300 IS men killed in Afghanistan: US
Afghan forces, backed by the United States, have killed an estimated 300 Islamic State fighters in an operation mounted two weeks ago, the top US and Nato commander in Afghanistan said yesterday, calling it a severe blow to the group.
General John Nicholson said the offensive in the eastern province of Nangarhar was part of US operations to degrade the capabilities of Islamic State wherever it raised its head, whether in Iraq and Syria or in Afghanistan.

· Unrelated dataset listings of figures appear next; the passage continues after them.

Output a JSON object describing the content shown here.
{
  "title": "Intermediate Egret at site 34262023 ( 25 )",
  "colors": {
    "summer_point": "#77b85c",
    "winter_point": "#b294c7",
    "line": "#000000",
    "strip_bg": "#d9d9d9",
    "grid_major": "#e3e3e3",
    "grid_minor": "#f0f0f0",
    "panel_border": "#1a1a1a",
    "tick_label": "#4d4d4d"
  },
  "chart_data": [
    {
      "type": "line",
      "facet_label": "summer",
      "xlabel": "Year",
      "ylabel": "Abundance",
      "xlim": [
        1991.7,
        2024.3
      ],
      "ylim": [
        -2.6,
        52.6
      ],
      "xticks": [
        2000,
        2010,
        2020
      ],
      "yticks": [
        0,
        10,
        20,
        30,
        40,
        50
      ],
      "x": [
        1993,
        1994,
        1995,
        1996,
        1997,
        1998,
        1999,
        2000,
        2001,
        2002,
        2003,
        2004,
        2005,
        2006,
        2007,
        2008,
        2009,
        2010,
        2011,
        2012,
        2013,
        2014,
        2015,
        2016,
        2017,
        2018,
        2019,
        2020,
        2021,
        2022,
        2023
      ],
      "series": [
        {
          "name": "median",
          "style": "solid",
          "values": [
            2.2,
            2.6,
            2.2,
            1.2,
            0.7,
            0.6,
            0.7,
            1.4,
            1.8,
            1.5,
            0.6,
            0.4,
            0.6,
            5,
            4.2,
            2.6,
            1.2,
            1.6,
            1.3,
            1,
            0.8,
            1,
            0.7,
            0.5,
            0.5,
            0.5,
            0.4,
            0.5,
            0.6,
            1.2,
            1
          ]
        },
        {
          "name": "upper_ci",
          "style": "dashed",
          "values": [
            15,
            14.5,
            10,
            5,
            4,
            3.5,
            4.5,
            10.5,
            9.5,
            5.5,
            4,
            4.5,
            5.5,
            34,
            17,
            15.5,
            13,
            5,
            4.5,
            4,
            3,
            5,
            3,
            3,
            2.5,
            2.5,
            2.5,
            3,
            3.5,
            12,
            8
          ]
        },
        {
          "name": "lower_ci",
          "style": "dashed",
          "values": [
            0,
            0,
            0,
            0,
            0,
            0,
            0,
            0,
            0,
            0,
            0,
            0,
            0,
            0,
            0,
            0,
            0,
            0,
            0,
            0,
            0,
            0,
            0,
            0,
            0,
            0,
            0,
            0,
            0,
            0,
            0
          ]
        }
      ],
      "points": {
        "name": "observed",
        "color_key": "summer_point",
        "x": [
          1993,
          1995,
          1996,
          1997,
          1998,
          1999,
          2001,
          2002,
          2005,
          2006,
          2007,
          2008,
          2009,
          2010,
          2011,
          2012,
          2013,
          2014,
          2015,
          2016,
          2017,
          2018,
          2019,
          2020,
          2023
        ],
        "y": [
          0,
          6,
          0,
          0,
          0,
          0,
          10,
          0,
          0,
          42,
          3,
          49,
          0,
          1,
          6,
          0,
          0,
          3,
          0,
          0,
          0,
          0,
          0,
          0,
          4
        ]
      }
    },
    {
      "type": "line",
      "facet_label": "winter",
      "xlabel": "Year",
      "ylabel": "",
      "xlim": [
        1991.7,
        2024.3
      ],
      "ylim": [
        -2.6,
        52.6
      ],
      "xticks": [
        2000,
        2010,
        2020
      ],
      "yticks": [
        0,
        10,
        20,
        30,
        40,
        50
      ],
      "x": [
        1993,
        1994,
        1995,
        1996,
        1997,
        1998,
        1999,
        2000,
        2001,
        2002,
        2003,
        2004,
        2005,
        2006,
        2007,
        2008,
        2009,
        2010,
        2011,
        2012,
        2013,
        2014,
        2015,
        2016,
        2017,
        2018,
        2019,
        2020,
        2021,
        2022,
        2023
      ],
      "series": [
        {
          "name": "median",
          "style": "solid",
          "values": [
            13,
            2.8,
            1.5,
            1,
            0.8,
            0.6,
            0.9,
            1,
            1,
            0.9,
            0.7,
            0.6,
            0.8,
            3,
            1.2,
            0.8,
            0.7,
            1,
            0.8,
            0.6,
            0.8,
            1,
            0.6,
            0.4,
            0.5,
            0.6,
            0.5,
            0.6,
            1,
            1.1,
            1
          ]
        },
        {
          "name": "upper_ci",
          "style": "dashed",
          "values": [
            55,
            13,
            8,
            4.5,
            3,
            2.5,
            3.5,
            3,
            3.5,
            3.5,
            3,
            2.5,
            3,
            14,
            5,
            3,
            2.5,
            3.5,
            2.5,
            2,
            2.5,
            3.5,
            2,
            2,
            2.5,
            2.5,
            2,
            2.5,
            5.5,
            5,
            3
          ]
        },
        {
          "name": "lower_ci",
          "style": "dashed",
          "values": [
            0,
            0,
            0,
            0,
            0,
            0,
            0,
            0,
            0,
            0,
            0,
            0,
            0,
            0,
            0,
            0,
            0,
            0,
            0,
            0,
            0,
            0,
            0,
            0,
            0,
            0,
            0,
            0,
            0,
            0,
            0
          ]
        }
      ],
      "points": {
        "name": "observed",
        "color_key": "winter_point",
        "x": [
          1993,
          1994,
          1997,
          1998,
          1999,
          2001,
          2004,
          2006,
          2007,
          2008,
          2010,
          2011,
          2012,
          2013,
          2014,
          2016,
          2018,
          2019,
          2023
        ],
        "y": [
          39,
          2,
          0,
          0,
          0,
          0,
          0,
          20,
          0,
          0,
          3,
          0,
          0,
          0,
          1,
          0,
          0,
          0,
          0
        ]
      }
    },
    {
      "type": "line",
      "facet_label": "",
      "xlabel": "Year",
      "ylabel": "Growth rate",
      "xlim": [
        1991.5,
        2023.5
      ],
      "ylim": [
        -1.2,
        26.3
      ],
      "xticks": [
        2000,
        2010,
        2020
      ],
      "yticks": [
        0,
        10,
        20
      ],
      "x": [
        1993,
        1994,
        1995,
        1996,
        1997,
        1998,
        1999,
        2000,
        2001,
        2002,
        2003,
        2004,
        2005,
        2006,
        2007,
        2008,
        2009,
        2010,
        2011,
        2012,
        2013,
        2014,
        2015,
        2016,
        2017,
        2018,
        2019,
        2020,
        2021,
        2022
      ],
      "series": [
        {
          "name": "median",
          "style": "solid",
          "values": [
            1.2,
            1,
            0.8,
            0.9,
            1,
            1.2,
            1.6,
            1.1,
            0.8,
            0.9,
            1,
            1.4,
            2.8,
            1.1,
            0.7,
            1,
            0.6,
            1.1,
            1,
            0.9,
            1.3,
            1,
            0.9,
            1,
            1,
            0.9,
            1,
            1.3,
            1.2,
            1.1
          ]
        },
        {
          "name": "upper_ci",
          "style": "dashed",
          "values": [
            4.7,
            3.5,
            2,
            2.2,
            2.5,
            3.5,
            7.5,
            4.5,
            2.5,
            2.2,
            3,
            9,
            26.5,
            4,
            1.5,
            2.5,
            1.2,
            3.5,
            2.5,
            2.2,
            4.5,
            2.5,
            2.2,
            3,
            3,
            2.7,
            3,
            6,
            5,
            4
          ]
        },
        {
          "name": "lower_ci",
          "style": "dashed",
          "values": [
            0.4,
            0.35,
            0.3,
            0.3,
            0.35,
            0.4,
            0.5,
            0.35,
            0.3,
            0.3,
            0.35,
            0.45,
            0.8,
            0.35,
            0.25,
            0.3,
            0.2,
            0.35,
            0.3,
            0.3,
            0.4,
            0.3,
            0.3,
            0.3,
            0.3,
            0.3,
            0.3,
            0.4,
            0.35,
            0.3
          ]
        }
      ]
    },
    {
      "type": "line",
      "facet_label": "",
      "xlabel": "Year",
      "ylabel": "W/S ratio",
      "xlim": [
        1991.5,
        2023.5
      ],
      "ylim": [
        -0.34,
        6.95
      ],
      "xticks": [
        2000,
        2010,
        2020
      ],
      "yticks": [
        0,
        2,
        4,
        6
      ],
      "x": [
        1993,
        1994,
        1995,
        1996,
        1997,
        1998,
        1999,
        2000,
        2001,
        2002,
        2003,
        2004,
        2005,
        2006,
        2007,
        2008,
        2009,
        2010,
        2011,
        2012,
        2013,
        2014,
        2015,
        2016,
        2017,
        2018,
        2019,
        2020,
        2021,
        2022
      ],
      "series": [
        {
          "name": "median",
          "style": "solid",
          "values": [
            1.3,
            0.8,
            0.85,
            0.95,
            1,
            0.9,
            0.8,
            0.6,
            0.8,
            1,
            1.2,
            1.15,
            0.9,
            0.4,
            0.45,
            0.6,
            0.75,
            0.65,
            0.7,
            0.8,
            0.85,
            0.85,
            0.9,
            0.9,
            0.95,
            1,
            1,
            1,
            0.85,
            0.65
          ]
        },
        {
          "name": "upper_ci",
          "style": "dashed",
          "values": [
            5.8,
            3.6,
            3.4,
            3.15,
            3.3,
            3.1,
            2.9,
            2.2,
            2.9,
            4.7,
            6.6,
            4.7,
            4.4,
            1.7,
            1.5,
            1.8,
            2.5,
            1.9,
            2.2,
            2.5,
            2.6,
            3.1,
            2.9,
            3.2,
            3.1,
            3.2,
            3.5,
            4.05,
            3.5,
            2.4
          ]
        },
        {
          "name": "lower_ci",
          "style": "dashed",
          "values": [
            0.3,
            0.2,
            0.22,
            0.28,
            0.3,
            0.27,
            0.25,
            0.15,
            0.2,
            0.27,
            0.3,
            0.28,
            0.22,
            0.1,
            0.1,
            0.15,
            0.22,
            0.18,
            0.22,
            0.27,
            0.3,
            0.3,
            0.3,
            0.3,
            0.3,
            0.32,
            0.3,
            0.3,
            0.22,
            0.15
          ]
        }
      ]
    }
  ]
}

The group, believed to be confined to three or four of the more than 400 districts in Afghanistan, last month claimed responsibility for bombing a demonstration by the Shia Hazara minority in the capital, Kabul, in which at least 80 people were killed.
Nicholson, in New Delhi for talks with the Indian military which has provided training and some arms to Afghanistan, said Afghan forces supported by the United States had just carried out a counter-terrorism operation against Islamic State.
"They killed a number of top leaders of the organisation and upto 300 of their fighters," he told reporters.
"Obviously it's difficult to get an exact count, but what this amounts to is about 25 percent of the organisation at least, and so this represents a severe setback for them."
Islamic State first appeared in Afghanistan at the beginning of 2015, and had about 3,000 fighters at the height of the movement, many of them former members of militant groups such as the Pakistani Taliban and the Islamic Movement of Uzbekistan.
Previously considered a much smaller threat than its bitter enemies the Taliban, the group's bomb attack in Kabul underlined how dangerous it could be, even without holding large tracts of territory.